Two local advocacy groups are speaking out following Premier Danielle Smith’s introduction Wednesday of sweeping transgender policy.
“It was outrage right across our board,” says Ellie, a board member with Prism Medicine Hat, describing the association’s reaction following Smith’s announcement.
Prism Medicine Hat calls itself an experimental, non-hierarchical, community-led NGO created by passionate 2SLGBTQIA+ people in the community, and Ellie says most of their board members are transgender.
The advocacy group says they typically take more of a political stand on issues, then other non-profit groups and their members help organize protests and try to provide trans people resources and support.
Ellie told the News the UCP’s new policy places a new target on trans people, especially teens.
“Most of these kids, they don’t feel safe at home already. And to have someone oust them like that definitely increases the risk of suicide,” says Ellie. “It’s giving them a new target, a nice bright, shiny target to focus on.”
Ellie told the News that Prism believes more Albertans need to be educated on the statistics of high suicide rates among transgendered teenagers, and they are actively working to dispel misinformation around the subject.
“Education, I would say. People need to be educated because the statistics around trans kids, like suicide rates, or the fear of them just existing, is already horrendous.”
The Pride Association of Southeast Alberta provided the News with the following statement after its board members held an emergency meeting Thursday night.
The statement, provided by chair Emily Neigum-Witzke, reads:
“We want to start by saying that we aren’t born with hate, it’s taught – but so is compassion. We recognize that the 2SLGBTQ+ youth are at a significantly higher risk of homelessness, suicide and adversities due to not having safe spaces, or humans, and affirming care.
“We acknowledge that this risk is increasing at a terrifying rate for all youth. This risk is proportionate to the level of acceptance. We are here to support all youth and ALL our children. And we agree with Danielle Smith when she said this needs to be de-politicized, we are talking about human lives.

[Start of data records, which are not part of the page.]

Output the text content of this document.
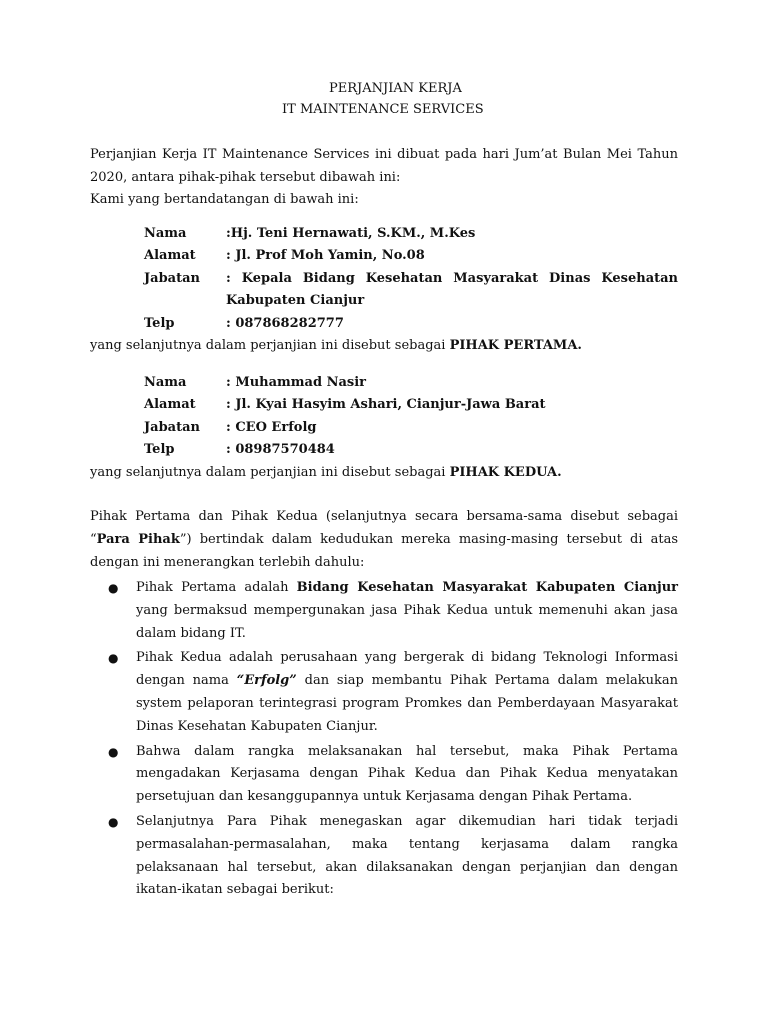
PERJANJIAN KERJA
IT MAINTENANCE SERVICES

Perjanjian Kerja IT Maintenance Services ini dibuat pada hari Jum’at Bulan Mei Tahun 2020, antara pihak-pihak tersebut dibawah ini:

Kami yang bertandatangan di bawah ini:

Nama	:Hj. Teni Hernawati, S.KM., M.Kes
Alamat	: Jl. Prof Moh Yamin, No.08
Jabatan	: Kepala Bidang Kesehatan Masyarakat Dinas Kesehatan Kabupaten Cianjur
Telp	: 087868282777

yang selanjutnya dalam perjanjian ini disebut sebagai PIHAK PERTAMA.

Nama	: Muhammad Nasir
Alamat	: Jl. Kyai Hasyim Ashari, Cianjur-Jawa Barat
Jabatan	: CEO Erfolg
Telp	: 08987570484

yang selanjutnya dalam perjanjian ini disebut sebagai PIHAK KEDUA.

Pihak Pertama dan Pihak Kedua (selanjutnya secara bersama-sama disebut sebagai “Para Pihak”) bertindak dalam kedudukan mereka masing-masing tersebut di atas dengan ini menerangkan terlebih dahulu:

● Pihak Pertama adalah Bidang Kesehatan Masyarakat Kabupaten Cianjur yang bermaksud mempergunakan jasa Pihak Kedua untuk memenuhi akan jasa dalam bidang IT.

● Pihak Kedua adalah perusahaan yang bergerak di bidang Teknologi Informasi dengan nama “Erfolg” dan siap membantu Pihak Pertama dalam melakukan system pelaporan terintegrasi program Promkes dan Pemberdayaan Masyarakat Dinas Kesehatan Kabupaten Cianjur.

● Bahwa dalam rangka melaksanakan hal tersebut, maka Pihak Pertama mengadakan Kerjasama dengan Pihak Kedua dan Pihak Kedua menyatakan persetujuan dan kesanggupannya untuk Kerjasama dengan Pihak Pertama.

● Selanjutnya Para Pihak menegaskan agar dikemudian hari tidak terjadi permasalahan-permasalahan, maka tentang kerjasama dalam rangka pelaksanaan hal tersebut, akan dilaksanakan dengan perjanjian dan dengan ikatan-ikatan sebagai berikut:
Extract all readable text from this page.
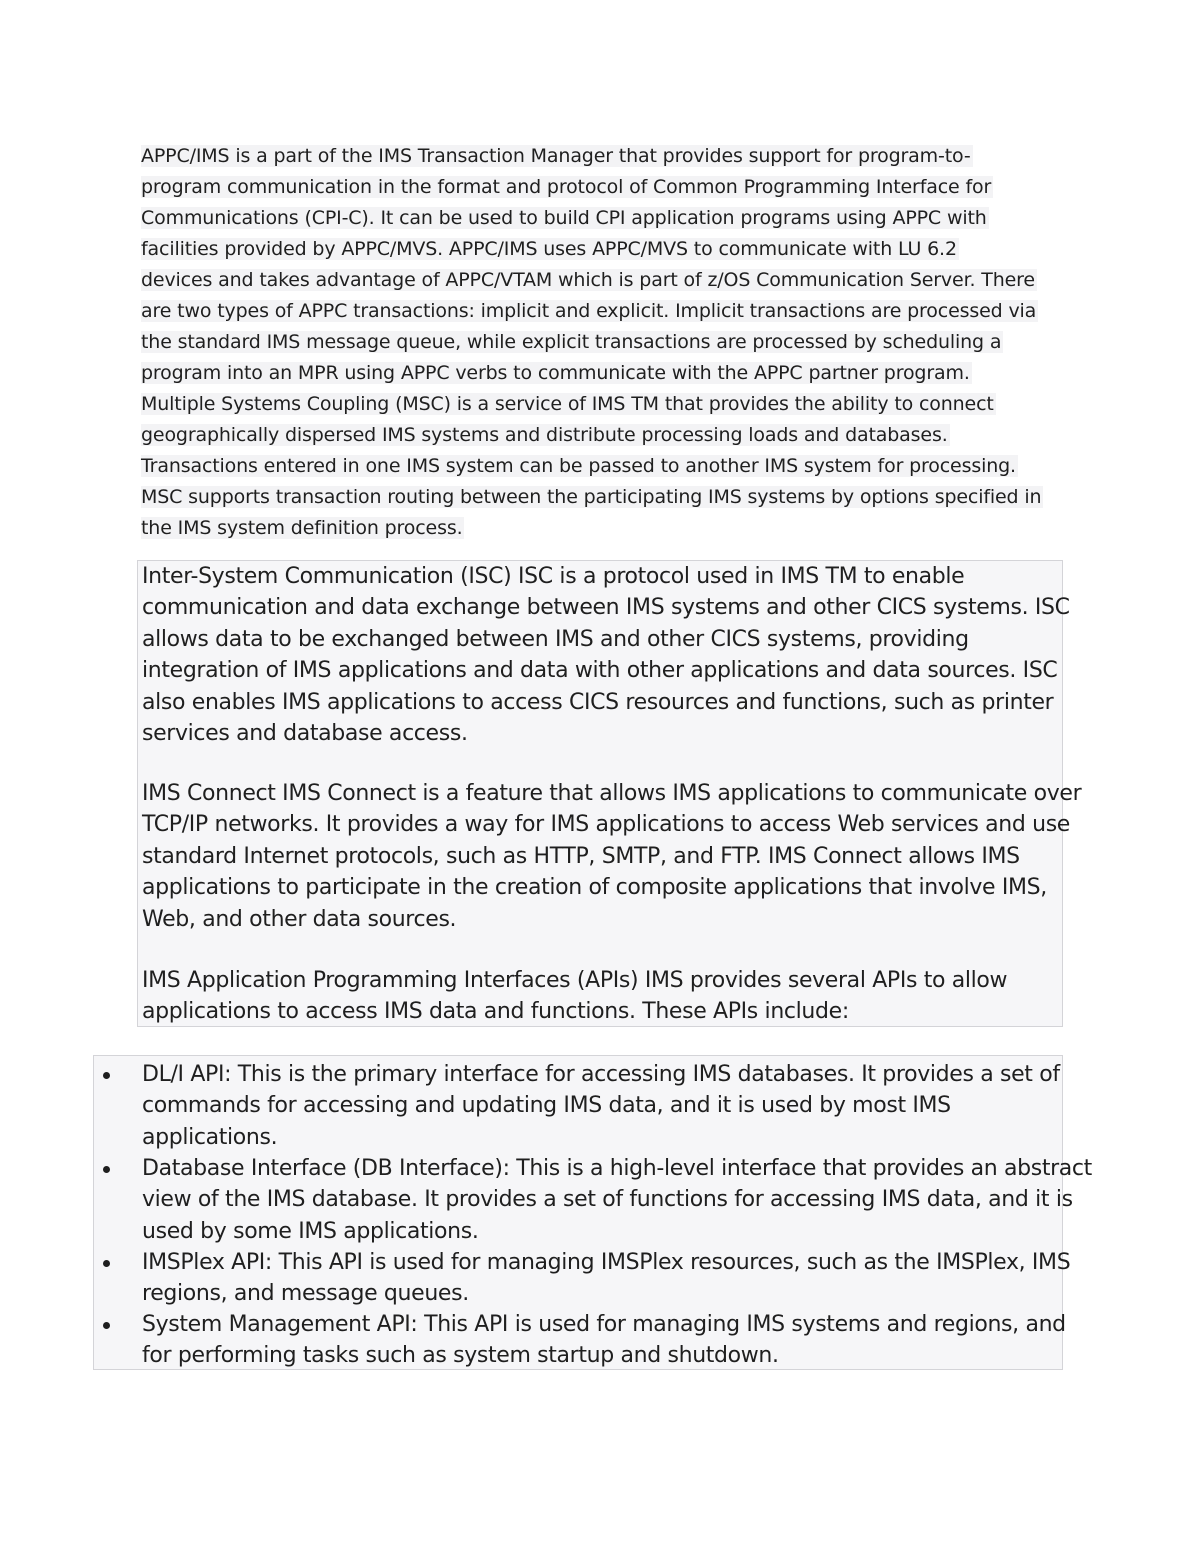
APPC/IMS is a part of the IMS Transaction Manager that provides support for program-to-
program communication in the format and protocol of Common Programming Interface for
Communications (CPI-C). It can be used to build CPI application programs using APPC with
facilities provided by APPC/MVS. APPC/IMS uses APPC/MVS to communicate with LU 6.2
devices and takes advantage of APPC/VTAM which is part of z/OS Communication Server. There
are two types of APPC transactions: implicit and explicit. Implicit transactions are processed via
the standard IMS message queue, while explicit transactions are processed by scheduling a
program into an MPR using APPC verbs to communicate with the APPC partner program.
Multiple Systems Coupling (MSC) is a service of IMS TM that provides the ability to connect
geographically dispersed IMS systems and distribute processing loads and databases.
Transactions entered in one IMS system can be passed to another IMS system for processing.
MSC supports transaction routing between the participating IMS systems by options specified in
the IMS system definition process.

Inter-System Communication (ISC) ISC is a protocol used in IMS TM to enable
communication and data exchange between IMS systems and other CICS systems. ISC
allows data to be exchanged between IMS and other CICS systems, providing
integration of IMS applications and data with other applications and data sources. ISC
also enables IMS applications to access CICS resources and functions, such as printer
services and database access.
IMS Connect IMS Connect is a feature that allows IMS applications to communicate over
TCP/IP networks. It provides a way for IMS applications to access Web services and use
standard Internet protocols, such as HTTP, SMTP, and FTP. IMS Connect allows IMS
applications to participate in the creation of composite applications that involve IMS,
Web, and other data sources.
IMS Application Programming Interfaces (APIs) IMS provides several APIs to allow
applications to access IMS data and functions. These APIs include:
DL/I API: This is the primary interface for accessing IMS databases. It provides a set of
commands for accessing and updating IMS data, and it is used by most IMS
applications.
Database Interface (DB Interface): This is a high-level interface that provides an abstract
view of the IMS database. It provides a set of functions for accessing IMS data, and it is
used by some IMS applications.
IMSPlex API: This API is used for managing IMSPlex resources, such as the IMSPlex, IMS
regions, and message queues.
System Management API: This API is used for managing IMS systems and regions, and
for performing tasks such as system startup and shutdown.
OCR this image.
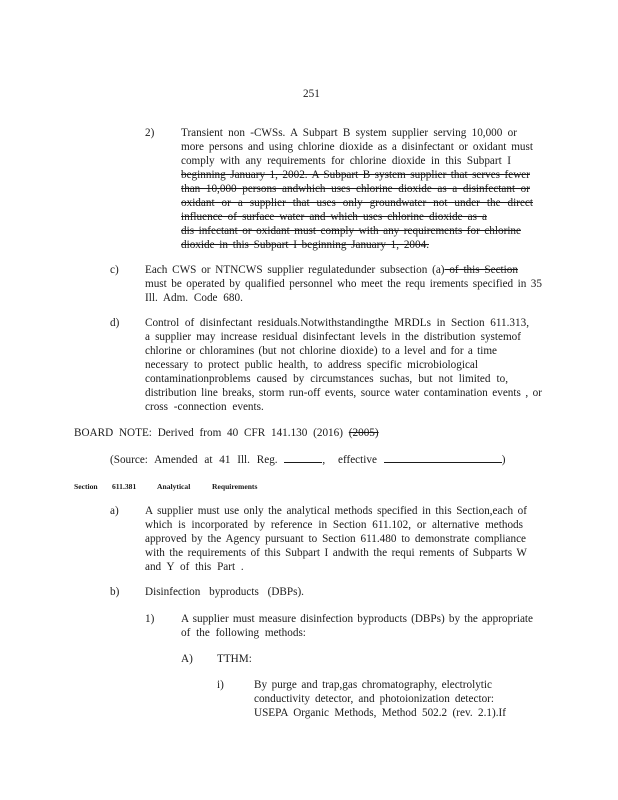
251
2) Transient non -CWSs. A Subpart B system supplier serving 10,000 or
more persons and using chlorine dioxide as a disinfectant or oxidant must
comply with any requirements for chlorine dioxide in this Subpart I
beginning January 1, 2002. A Subpart B system supplier that serves fewer
than 10,000 persons andwhich uses chlorine dioxide as a disinfectant or
oxidant or a supplier that uses only groundwater not under the direct
influence of surface water and which uses chlorine dioxide as a
dis infectant or oxidant must comply with any requirements for chlorine
dioxide in this Subpart I beginning January 1, 2004.
c) Each CWS or NTNCWS supplier regulatedunder subsection (a) of this Section
must be operated by qualified personnel who meet the requ irements specified in 35
Ill. Adm. Code 680.
d) Control of disinfectant residuals.Notwithstandingthe MRDLs in Section 611.313,
a supplier may increase residual disinfectant levels in the distribution systemof
chlorine or chloramines (but not chlorine dioxide) to a level and for a time
necessary to protect public health, to address specific microbiological
contaminationproblems caused by circumstances suchas, but not limited to,
distribution line breaks, storm run-off events, source water contamination events , or
cross -connection events.
BOARD NOTE: Derived from 40 CFR 141.130 (2016) (2005)
(Source: Amended at 41 Ill. Reg.	, effective	)
Section 611.381	Analytical	Requirements
a) A supplier must use only the analytical methods specified in this Section,each of
which is incorporated by reference in Section 611.102, or alternative methods
approved by the Agency pursuant to Section 611.480 to demonstrate compliance
with the requirements of this Subpart I andwith the requi rements of Subparts W
and Y of this Part .
b) Disinfection byproducts (DBPs).
1) A supplier must measure disinfection byproducts (DBPs) by the appropriate
of the following methods:
A) TTHM:
i)	By purge and trap,gas chromatography, electrolytic
conductivity detector, and photoionization detector:
USEPA Organic Methods, Method 502.2 (rev. 2.1).If
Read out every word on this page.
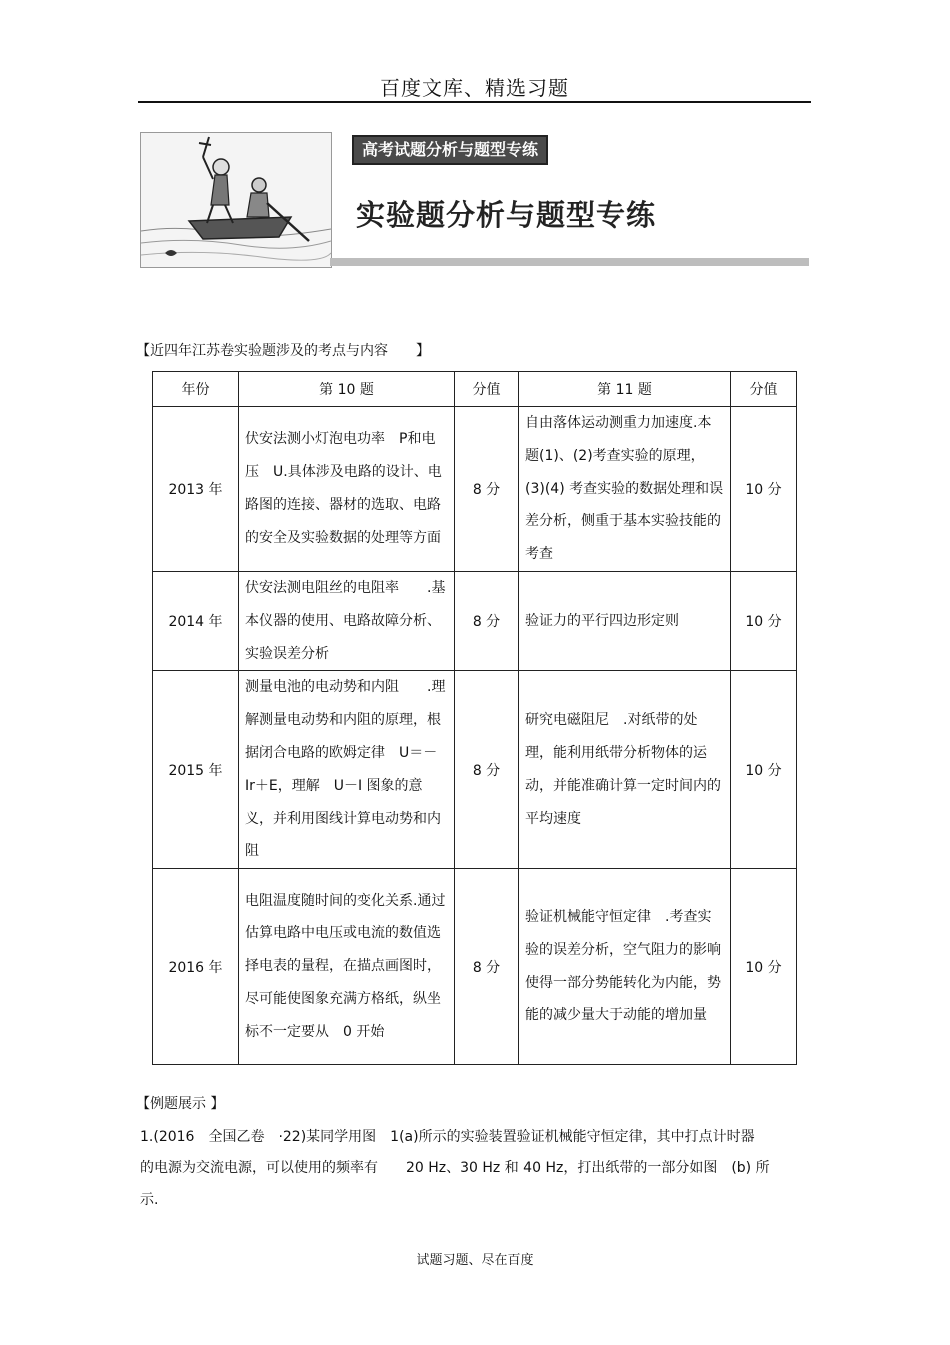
百度文库、精选习题
高考试题分析与题型专练
实验题分析与题型专练
【近四年江苏卷实验题涉及的考点与内容　　】
年份	第 10 题	分值	第 11 题	分值
2013 年	伏安法测小灯泡电功率　P和电压　U.具体涉及电路的设计、电路图的连接、器材的选取、电路的安全及实验数据的处理等方面	8 分	自由落体运动测重力加速度.本题(1)、(2)考查实验的原理，　(3)(4) 考查实验的数据处理和误差分析，侧重于基本实验技能的考查	10 分
2014 年	伏安法测电阻丝的电阻率　　.基本仪器的使用、电路故障分析、实验误差分析	8 分	验证力的平行四边形定则	10 分
2015 年	测量电池的电动势和内阻　　.理解测量电动势和内阻的原理，根据闭合电路的欧姆定律　U＝－ Ir＋E，理解　U－I 图象的意义，并利用图线计算电动势和内阻	8 分	研究电磁阻尼　.对纸带的处理，能利用纸带分析物体的运动，并能准确计算一定时间内的平均速度	10 分
2016 年	电阻温度随时间的变化关系.通过估算电路中电压或电流的数值选择电表的量程，在描点画图时，尽可能使图象充满方格纸，纵坐标不一定要从　0 开始	8 分	验证机械能守恒定律　.考查实验的误差分析，空气阻力的影响使得一部分势能转化为内能，势能的减少量大于动能的增加量	10 分
【例题展示 】
1.(2016　全国乙卷　·22)某同学用图　1(a)所示的实验装置验证机械能守恒定律，其中打点计时器
的电源为交流电源，可以使用的频率有　　20 Hz、30 Hz 和 40 Hz，打出纸带的一部分如图　(b) 所
示.
试题习题、尽在百度
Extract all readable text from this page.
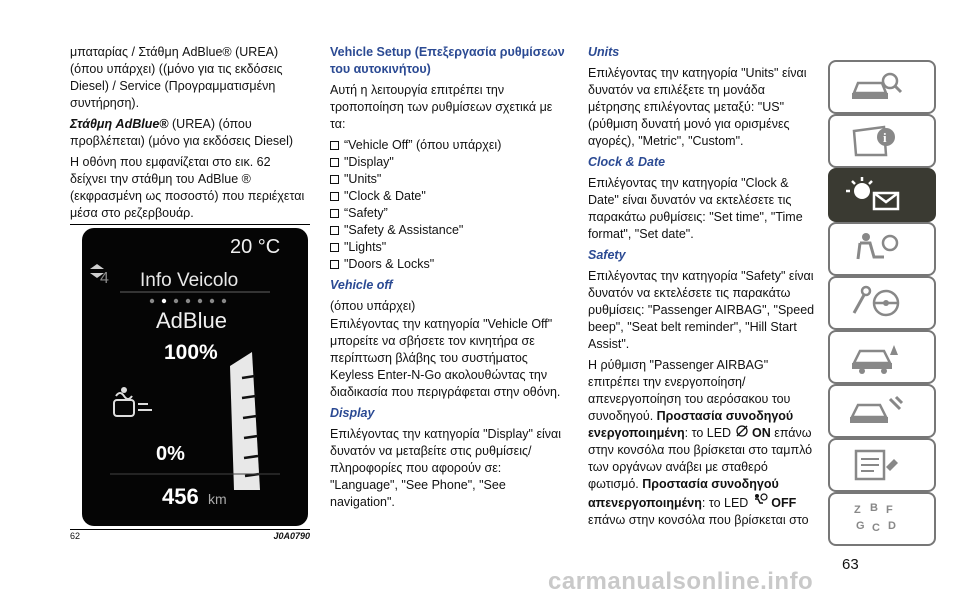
μπαταρίας / Στάθμη AdBlue® (UREA) (όπου υπάρχει) ((μόνο για τις εκδόσεις Diesel) / Service (Προγραμματισμένη συντήρηση).

Στάθμη AdBlue® (UREA) (όπου προβλέπεται) (μόνο για εκδόσεις Diesel)

Η οθόνη που εμφανίζεται στο εικ. 62 δείχνει την στάθμη του AdBlue ® (εκφρασμένη ως ποσοστό) που περιέχεται μέσα στο ρεζερβουάρ.

20 °C
4 Info Veicolo
AdBlue
100%
0%
456 km
62	J0A0790

Vehicle Setup (Επεξεργασία ρυθμίσεων του αυτοκινήτου)

Αυτή η λειτουργία επιτρέπει την τροποποίηση των ρυθμίσεων σχετικά με τα:

“Vehicle Off” (όπου υπάρχει)
"Display"
"Units"
"Clock & Date"
“Safety”
"Safety & Assistance"
"Lights"
"Doors & Locks"

Vehicle off

(όπου υπάρχει)

Επιλέγοντας την κατηγορία "Vehicle Off" μπορείτε να σβήσετε τον κινητήρα σε περίπτωση βλάβης του συστήματος Keyless Enter-N-Go ακολουθώντας την διαδικασία που περιγράφεται στην οθόνη.

Display

Επιλέγοντας την κατηγορία "Display" είναι δυνατόν να μεταβείτε στις ρυθμίσεις/πληροφορίες που αφορούν σε: "Language", "See Phone", "See navigation".

Units

Επιλέγοντας την κατηγορία "Units" είναι δυνατόν να επιλέξετε τη μονάδα μέτρησης επιλέγοντας μεταξύ: "US" (ρύθμιση δυνατή μονό για ορισμένες αγορές), "Metric", "Custom".

Clock & Date

Επιλέγοντας την κατηγορία "Clock & Date" είναι δυνατόν να εκτελέσετε τις παρακάτω ρυθμίσεις: "Set time", "Time format", "Set date".

Safety

Επιλέγοντας την κατηγορία "Safety" είναι δυνατόν να εκτελέσετε τις παρακάτω ρυθμίσεις: "Passenger AIRBAG", "Speed beep", "Seat belt reminder", "Hill Start Assist".

Η ρύθμιση "Passenger AIRBAG" επιτρέπει την ενεργοποίηση/απενεργοποίηση του αερόσακου του συνοδηγού. Προστασία συνοδηγού ενεργοποιημένη: το LED  ON επάνω στην κονσόλα που βρίσκεται στο ταμπλό των οργάνων ανάβει με σταθερό φωτισμό. Προστασία συνοδηγού απενεργοποιημένη: το LED  OFF επάνω στην κονσόλα που βρίσκεται στο

i
Z B F
G C D
63
carmanualsonline.info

“The community, frontline workers and evidence based research NEEDs to be included in the discussion. We are more than happy to be included in the discussion. We are grateful to have both local and regional organizations who advocate to keep youth safe.”
The Pride Association has provided the News with the following resources for anyone seeking help:
“This is a heavy time for the many who are feeling hurt, and we understand the significant damage this will cause. If you are struggling, please reach out to the National Suicide Crisis Line at 988, the National Trans Helpline (which is ran by trans humans for trans humans) at 1-877-330-6366, and the Kids Helpline at 1-800-668-6868.”
Prism plans to reach out to other advocacy groups across the province and plans on participating in protests as early as next week.
The News has also learned students across the province are planning a walkout in protest on Feb. 7.